¿Cómo evitar el contagio de hongos en verano?

La humedad del agua y las altas temperaturas son ideales para la propagación de los hongos. Por lo tanto, uno de los efectos colaterales más comunes de las vacaciones es contraer hongos. Esta afección está a la orden del día durante el verano, ya que la humedad del agua, las piletas y vestuarios representan un ambiente ideal para su propagación.

Los hongos son microorganismos que pueden permanecer durante meses en un estado vegetativo encerrados en sus esporas y que conviven con nosotros, en nuestro cuerpo. Una vez que se dan las circunstancias óptimas se inicia su crecimiento y proliferación. Su hábitat idóneo es un sitio húmedo, con una temperatura que oscile entre los 20ºC y los 28ºC. Estas condiciones se dan especialmente en las piletas, siendo en verano la temporada en la que más infecciones o manifestaciones se producen; por lo que es imprescindible, para no contraerlos poner especial atención cuando concurrimos a ellas.

En las piletas de verano, las infecciones más frecuentes son las causadas por los dermatofitos que afectan zonas con queratina como pelo, uñas y superficie de la piel; la manifestación del «pie de atleta» es la más común.

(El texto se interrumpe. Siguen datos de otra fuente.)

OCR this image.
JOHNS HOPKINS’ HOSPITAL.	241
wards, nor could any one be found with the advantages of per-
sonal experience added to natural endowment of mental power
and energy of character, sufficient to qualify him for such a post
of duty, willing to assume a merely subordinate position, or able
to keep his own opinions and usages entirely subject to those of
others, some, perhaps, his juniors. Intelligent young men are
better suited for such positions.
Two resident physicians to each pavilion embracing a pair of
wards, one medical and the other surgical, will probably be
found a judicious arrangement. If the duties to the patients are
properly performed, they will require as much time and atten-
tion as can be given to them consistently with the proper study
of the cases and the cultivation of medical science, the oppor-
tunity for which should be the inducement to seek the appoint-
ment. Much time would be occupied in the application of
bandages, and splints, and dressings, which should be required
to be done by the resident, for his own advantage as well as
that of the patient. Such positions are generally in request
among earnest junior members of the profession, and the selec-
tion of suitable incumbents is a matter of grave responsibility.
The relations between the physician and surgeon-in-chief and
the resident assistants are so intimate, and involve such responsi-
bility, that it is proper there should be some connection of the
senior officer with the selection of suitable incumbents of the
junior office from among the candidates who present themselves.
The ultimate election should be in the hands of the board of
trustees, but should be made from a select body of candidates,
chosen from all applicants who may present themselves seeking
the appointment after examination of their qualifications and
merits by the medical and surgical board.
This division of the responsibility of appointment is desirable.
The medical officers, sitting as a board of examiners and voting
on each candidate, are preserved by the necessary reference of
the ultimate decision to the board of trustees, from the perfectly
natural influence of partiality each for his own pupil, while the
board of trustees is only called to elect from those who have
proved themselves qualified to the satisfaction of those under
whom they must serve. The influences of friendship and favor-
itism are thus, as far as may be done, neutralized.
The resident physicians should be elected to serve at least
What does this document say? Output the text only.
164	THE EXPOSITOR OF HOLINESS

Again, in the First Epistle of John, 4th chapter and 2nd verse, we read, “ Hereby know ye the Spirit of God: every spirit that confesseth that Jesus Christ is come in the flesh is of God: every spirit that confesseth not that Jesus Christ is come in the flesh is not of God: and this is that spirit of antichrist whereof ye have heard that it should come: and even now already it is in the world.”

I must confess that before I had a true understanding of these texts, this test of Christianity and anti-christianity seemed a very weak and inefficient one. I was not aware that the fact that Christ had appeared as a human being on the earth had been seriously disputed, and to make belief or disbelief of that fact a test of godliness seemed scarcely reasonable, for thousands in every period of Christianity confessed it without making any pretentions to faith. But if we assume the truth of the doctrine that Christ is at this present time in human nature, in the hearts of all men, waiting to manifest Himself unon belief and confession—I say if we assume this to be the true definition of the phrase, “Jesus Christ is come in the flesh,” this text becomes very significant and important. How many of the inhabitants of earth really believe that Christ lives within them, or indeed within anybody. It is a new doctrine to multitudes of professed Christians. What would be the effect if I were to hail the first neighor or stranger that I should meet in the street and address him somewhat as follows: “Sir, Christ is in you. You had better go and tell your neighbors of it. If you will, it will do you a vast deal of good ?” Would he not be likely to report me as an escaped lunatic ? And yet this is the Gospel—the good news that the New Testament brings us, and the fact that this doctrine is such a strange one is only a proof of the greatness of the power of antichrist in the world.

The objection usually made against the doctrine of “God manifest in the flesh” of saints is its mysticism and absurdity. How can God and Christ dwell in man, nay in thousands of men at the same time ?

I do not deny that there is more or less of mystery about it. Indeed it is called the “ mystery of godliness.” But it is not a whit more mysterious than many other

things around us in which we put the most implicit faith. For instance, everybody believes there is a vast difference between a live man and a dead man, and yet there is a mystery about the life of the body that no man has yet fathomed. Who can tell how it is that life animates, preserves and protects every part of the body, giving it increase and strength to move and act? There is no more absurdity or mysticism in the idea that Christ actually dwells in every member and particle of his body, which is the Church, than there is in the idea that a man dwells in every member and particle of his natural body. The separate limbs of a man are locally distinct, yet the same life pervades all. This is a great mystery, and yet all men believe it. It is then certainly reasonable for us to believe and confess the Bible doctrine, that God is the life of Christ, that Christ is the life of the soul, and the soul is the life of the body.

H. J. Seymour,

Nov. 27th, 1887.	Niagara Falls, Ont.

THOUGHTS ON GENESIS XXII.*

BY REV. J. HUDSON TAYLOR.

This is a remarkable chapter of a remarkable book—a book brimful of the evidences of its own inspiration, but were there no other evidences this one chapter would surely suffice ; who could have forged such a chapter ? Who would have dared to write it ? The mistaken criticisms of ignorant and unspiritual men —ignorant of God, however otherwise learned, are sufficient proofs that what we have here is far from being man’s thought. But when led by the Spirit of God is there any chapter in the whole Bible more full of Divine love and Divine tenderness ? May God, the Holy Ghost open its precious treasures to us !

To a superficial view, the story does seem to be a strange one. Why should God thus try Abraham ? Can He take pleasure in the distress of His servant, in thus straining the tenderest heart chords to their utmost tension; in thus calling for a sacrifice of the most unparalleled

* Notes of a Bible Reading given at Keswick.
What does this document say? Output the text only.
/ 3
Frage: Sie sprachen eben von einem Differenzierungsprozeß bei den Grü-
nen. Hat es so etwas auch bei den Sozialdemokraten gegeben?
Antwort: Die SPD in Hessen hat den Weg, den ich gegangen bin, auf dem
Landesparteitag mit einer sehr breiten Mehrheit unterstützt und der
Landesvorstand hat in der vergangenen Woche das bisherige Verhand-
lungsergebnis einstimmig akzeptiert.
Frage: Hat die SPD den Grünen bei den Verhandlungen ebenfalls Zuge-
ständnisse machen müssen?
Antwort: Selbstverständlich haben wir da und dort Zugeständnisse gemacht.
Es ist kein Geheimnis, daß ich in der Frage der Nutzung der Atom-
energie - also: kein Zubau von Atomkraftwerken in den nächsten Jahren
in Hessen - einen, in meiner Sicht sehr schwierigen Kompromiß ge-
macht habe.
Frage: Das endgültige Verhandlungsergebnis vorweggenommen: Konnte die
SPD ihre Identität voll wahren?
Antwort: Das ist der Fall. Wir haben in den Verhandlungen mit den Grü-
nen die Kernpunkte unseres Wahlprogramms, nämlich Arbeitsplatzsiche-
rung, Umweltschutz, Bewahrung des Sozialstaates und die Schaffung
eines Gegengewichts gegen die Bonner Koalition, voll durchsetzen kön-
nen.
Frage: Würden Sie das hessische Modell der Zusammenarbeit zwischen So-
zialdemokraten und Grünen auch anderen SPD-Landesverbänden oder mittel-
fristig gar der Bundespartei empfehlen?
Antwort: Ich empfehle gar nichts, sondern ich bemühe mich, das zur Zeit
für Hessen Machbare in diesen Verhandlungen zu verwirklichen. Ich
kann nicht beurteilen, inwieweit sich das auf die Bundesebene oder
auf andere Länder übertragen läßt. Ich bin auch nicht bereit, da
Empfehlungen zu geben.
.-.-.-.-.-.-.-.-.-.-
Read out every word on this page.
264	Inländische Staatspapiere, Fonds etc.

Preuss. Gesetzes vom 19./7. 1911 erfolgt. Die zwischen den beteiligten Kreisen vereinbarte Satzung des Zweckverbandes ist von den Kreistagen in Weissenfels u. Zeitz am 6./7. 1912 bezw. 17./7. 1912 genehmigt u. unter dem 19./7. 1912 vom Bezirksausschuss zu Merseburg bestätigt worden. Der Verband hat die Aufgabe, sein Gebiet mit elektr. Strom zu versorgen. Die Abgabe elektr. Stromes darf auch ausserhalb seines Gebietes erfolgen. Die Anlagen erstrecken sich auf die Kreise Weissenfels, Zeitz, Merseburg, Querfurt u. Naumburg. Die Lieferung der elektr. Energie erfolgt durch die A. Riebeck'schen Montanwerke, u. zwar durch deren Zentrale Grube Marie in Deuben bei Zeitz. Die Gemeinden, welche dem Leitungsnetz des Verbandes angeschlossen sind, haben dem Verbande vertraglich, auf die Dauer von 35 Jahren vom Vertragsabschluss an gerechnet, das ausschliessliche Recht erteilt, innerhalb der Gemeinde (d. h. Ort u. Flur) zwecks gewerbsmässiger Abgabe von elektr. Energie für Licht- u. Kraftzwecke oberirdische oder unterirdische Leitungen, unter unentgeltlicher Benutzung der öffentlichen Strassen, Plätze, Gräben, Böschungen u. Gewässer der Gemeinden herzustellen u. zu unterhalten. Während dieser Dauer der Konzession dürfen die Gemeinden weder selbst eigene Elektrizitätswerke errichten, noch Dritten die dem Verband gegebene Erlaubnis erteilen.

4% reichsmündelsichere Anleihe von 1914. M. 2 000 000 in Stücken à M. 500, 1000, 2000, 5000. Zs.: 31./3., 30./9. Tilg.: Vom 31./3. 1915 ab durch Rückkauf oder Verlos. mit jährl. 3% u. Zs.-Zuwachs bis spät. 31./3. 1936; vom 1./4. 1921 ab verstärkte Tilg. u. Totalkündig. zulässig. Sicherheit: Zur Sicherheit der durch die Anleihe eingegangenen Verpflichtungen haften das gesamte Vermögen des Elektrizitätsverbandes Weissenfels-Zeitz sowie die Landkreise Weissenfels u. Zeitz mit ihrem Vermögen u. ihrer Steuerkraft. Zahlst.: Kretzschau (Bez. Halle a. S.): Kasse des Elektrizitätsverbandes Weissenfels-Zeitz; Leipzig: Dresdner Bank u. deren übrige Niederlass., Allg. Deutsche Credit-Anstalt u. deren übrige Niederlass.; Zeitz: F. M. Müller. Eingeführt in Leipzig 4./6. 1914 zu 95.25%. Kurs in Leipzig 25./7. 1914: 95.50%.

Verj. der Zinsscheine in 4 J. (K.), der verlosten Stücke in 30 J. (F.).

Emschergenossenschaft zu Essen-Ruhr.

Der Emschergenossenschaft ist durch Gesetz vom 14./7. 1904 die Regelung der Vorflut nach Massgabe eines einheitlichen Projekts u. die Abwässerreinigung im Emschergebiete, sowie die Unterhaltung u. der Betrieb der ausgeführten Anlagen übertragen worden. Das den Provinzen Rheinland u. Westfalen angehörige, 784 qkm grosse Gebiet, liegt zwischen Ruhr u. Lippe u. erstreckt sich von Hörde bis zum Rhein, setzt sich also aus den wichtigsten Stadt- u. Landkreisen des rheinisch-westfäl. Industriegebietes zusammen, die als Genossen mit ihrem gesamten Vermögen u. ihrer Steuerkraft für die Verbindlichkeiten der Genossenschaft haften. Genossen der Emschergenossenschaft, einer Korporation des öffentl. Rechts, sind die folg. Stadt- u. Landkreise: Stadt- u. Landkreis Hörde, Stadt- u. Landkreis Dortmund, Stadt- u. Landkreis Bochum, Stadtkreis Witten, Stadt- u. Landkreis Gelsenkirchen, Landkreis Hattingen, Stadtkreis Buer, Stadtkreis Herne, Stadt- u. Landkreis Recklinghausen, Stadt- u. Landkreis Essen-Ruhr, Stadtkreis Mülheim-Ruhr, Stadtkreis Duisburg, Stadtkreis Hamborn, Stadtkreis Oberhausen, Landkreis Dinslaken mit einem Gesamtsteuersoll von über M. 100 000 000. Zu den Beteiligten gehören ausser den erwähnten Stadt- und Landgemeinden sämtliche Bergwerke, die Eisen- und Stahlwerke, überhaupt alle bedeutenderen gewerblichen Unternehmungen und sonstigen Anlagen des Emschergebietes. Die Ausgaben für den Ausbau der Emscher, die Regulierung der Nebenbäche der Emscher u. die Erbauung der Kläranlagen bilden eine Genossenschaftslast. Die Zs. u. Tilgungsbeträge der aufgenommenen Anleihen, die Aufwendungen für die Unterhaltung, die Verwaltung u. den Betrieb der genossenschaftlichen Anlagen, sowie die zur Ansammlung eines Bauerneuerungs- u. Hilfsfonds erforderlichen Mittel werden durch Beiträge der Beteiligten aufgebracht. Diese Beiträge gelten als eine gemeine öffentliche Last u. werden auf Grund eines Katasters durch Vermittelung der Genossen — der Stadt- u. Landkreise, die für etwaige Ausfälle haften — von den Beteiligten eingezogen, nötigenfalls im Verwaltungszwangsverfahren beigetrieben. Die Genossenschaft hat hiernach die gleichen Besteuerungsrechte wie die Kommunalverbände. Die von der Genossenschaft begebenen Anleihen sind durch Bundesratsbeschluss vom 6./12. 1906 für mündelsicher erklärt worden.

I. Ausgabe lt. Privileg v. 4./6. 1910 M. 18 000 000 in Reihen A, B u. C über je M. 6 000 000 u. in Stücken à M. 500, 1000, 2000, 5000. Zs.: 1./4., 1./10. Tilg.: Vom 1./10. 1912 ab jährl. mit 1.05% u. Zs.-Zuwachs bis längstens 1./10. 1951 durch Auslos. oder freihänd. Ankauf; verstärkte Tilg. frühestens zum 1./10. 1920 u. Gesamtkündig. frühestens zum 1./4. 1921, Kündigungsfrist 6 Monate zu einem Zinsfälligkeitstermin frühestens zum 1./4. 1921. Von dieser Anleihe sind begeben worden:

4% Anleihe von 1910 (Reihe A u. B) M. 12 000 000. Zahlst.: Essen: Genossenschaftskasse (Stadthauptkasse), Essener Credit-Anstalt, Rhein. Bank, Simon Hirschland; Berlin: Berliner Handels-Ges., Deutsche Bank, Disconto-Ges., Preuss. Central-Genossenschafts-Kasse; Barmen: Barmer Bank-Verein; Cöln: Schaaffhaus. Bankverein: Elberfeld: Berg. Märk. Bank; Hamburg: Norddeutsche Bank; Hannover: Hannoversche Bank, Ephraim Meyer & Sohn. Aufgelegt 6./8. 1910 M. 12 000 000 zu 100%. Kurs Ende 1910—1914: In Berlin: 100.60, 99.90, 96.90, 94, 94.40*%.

Entonces… ¿Cómo podemos evitar contagiarnos con hongos este verano?

Para prevenir el contagio de hongos durante el verano es recomendable…

Evitar caminar descalzo por el borde de la piscina, ducha o vestuarios.

No compartir el calzado o ropa con otras personas, ya que podrían quedar escamas de otra persona infectada

Ducharse antes y después de ingresar a la piscina ya que con esto barremos la mayor parte de los microorganismos de la piel; y así evitamos que el contagio se propague a otras personas del natatorio.

Secarse bien después de ducharse.

Y… ¡A disfrutar de unas hermosas vacaciones!